7) Like Mum said: if you can’t afford it, don’t buy it
If you don’t have the money to buy those shoes or go to that gig, don’t do it. Living within your means is the easiest way to stay out of debt.
You can make it easier on yourself by withdrawing some cash and leaving your credit card at home when you go shopping or have a night out. Your credit card should only really be there for bigger purchases or emergencies.
8) Always pay your bills on time
Just because the phone company isn’t threatening to cut off your phone line, it doesn’t mean that you’re not incurring late payment fees.

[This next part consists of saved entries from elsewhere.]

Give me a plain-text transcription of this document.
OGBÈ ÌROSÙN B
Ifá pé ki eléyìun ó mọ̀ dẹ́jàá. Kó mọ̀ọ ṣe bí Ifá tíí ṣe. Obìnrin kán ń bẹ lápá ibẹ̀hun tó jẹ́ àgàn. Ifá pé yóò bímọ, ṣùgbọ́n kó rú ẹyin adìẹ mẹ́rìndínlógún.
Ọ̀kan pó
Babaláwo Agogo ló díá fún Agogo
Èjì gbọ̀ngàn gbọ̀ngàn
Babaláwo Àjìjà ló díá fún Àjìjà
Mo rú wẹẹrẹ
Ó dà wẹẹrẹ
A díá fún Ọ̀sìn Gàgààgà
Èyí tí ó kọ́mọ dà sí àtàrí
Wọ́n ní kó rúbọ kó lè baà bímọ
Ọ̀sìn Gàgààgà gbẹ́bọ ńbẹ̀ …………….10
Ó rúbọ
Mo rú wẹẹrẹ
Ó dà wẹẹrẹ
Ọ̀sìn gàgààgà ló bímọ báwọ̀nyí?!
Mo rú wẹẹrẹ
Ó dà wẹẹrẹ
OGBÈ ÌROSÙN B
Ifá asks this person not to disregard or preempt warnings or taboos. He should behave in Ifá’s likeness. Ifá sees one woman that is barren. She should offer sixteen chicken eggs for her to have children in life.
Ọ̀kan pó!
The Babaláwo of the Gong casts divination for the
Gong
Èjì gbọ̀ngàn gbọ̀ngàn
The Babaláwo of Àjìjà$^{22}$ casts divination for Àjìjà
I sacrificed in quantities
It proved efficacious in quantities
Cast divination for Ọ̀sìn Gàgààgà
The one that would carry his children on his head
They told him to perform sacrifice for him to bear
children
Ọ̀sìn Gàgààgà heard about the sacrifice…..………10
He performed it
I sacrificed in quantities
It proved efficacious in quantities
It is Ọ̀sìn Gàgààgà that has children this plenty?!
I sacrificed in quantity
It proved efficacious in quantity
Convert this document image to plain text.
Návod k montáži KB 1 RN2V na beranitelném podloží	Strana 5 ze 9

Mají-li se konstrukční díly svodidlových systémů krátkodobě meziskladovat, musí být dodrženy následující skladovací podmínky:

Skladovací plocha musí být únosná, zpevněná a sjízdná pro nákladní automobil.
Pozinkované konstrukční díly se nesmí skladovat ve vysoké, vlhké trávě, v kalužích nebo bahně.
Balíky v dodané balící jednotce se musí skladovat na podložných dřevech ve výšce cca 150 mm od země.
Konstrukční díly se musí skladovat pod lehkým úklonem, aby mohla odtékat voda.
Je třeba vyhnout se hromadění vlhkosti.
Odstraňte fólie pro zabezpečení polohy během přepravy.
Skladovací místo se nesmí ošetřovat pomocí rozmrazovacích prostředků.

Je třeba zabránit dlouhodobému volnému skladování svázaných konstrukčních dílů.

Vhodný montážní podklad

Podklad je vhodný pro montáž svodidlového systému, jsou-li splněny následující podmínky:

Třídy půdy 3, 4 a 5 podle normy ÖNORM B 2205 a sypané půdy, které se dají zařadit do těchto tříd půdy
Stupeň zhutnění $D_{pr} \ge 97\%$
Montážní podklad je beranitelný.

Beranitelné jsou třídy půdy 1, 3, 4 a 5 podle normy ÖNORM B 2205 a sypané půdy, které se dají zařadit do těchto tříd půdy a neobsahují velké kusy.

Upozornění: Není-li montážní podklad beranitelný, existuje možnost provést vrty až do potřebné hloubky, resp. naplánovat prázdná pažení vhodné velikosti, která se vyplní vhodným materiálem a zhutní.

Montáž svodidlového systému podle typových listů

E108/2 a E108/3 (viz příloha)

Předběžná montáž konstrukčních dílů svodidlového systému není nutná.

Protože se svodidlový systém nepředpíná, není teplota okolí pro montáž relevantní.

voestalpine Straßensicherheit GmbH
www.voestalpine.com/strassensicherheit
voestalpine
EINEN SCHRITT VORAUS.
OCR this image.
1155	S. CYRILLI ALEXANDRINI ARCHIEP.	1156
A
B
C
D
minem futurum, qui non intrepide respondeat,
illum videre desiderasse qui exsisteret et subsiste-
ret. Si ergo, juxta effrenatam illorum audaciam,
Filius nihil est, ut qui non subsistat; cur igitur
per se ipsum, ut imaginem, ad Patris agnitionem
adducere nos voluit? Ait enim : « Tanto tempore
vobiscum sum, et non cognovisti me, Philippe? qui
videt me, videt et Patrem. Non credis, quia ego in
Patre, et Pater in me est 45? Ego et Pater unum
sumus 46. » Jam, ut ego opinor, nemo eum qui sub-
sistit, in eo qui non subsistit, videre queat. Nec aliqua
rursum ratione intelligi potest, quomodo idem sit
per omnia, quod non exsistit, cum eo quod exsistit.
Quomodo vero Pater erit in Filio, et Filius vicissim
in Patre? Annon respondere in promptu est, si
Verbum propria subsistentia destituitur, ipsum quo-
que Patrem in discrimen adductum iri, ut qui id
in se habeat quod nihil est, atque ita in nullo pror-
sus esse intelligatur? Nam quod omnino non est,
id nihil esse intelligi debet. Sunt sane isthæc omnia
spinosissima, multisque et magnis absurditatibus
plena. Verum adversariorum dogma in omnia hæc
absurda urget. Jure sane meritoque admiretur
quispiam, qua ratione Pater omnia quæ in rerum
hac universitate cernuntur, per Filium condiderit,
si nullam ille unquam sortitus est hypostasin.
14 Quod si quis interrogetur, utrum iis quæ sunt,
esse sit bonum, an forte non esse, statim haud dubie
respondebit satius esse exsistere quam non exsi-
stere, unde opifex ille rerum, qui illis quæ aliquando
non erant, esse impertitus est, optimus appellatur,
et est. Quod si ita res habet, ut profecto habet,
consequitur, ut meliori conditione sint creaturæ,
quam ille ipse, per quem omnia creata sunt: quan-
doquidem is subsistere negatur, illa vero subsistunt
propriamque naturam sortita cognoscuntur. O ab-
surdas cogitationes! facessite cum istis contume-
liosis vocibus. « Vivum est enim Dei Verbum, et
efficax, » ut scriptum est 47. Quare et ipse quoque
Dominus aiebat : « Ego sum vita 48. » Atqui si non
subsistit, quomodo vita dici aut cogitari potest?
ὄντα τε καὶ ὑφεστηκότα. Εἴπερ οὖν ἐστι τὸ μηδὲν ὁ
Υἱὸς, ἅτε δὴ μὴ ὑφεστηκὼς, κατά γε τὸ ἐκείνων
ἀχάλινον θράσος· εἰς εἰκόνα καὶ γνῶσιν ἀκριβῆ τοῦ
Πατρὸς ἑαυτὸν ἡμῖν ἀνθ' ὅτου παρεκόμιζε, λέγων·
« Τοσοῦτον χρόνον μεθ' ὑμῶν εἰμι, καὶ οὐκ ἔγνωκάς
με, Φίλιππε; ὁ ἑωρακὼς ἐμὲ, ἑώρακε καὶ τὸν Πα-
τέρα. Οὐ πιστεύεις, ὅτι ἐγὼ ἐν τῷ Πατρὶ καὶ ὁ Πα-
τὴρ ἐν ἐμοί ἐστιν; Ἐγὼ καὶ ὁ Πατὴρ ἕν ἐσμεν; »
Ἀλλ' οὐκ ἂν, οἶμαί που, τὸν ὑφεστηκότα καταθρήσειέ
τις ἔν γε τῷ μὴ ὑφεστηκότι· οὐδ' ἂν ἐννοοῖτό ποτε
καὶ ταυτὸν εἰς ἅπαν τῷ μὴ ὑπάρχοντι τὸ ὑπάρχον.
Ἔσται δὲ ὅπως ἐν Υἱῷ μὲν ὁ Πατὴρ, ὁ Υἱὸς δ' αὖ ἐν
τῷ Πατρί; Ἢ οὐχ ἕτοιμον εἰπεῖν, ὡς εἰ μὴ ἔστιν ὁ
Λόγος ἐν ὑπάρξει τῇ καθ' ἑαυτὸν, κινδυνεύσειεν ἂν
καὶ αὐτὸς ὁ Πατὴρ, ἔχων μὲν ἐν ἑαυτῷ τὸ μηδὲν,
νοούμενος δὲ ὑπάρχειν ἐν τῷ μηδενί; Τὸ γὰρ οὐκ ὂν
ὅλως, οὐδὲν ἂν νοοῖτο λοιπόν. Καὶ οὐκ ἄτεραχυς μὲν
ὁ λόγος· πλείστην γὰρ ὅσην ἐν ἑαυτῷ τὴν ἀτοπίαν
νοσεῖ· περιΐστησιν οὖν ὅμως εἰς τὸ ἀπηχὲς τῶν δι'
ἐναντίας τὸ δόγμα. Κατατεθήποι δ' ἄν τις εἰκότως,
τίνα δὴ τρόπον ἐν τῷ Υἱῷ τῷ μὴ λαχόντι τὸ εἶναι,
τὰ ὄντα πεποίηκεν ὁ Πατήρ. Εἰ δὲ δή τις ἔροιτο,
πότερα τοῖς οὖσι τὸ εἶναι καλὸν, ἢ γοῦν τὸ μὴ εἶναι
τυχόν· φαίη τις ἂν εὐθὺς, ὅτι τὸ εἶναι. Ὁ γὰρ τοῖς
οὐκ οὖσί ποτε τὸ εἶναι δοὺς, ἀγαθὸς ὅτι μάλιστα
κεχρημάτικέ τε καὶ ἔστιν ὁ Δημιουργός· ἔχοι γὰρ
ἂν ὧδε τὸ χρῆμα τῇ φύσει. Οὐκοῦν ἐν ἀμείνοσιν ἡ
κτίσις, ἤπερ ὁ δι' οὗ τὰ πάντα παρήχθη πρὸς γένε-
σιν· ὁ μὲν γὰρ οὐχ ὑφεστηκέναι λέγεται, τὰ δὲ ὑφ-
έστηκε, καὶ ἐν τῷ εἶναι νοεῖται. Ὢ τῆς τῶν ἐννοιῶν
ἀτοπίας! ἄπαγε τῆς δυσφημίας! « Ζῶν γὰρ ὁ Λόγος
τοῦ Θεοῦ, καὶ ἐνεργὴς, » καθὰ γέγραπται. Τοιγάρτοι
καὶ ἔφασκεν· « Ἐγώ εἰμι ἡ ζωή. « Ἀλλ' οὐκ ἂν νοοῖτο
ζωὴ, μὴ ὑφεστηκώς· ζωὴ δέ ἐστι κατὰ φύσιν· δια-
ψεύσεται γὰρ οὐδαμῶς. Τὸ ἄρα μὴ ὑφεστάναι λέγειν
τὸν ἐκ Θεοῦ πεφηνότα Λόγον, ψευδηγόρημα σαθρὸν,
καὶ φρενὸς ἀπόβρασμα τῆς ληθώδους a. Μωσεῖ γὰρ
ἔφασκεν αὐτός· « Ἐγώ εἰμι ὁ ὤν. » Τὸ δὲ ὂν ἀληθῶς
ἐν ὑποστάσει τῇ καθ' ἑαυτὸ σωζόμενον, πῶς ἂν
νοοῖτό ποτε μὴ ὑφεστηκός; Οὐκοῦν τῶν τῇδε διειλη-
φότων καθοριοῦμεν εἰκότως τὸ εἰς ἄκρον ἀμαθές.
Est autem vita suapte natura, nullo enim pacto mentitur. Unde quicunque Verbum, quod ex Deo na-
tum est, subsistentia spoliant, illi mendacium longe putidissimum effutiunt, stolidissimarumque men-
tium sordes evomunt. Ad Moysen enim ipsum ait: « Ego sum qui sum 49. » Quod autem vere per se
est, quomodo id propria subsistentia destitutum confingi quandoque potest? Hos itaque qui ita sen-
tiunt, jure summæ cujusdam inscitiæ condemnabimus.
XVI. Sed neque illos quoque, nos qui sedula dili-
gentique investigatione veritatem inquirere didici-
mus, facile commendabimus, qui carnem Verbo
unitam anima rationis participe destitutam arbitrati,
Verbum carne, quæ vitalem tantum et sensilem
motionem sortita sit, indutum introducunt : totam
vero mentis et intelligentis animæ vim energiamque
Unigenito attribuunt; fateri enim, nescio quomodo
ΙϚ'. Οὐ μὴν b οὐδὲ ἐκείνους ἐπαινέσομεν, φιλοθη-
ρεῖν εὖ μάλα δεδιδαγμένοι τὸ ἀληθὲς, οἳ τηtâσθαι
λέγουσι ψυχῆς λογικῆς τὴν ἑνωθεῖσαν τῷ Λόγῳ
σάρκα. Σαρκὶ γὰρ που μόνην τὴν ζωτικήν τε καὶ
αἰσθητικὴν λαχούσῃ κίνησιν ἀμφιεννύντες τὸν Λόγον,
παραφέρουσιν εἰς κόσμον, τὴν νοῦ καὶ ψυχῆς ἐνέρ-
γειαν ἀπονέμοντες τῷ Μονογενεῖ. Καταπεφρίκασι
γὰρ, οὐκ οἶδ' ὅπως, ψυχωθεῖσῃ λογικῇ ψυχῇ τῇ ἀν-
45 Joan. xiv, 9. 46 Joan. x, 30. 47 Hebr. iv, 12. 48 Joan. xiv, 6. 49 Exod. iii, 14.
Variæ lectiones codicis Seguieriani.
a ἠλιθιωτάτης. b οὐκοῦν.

Some companies offer prompt payment discounts for paying on time, which is a great way to save money.
It’s also really important to keep track of what bills are in your name, particularly if you’re flatting. If you move flats and the account is still in your name you’ll be ultimately responsible for any unpaid bills. It can also contribute to getting a bad credit rating which can make it harder to borrow in the future.
9) A man is not a financial plan
If there’s one thing I’ve learnt it’s that you never know what life has in store for you.
You shouldn’t rely on a future partner having enough money for things like a house deposit or retirement savings. Sometimes you can be fooled into thinking that somehow things are just going to magically work out financially.
10) Download your bank’s mobile banking app
Get across what your bank offers in terms of mobile banking. Our smartphones are always with us so mobile apps are an excellent way to keep track of your money, whether you’re in line at the supermarket or at home on the couch.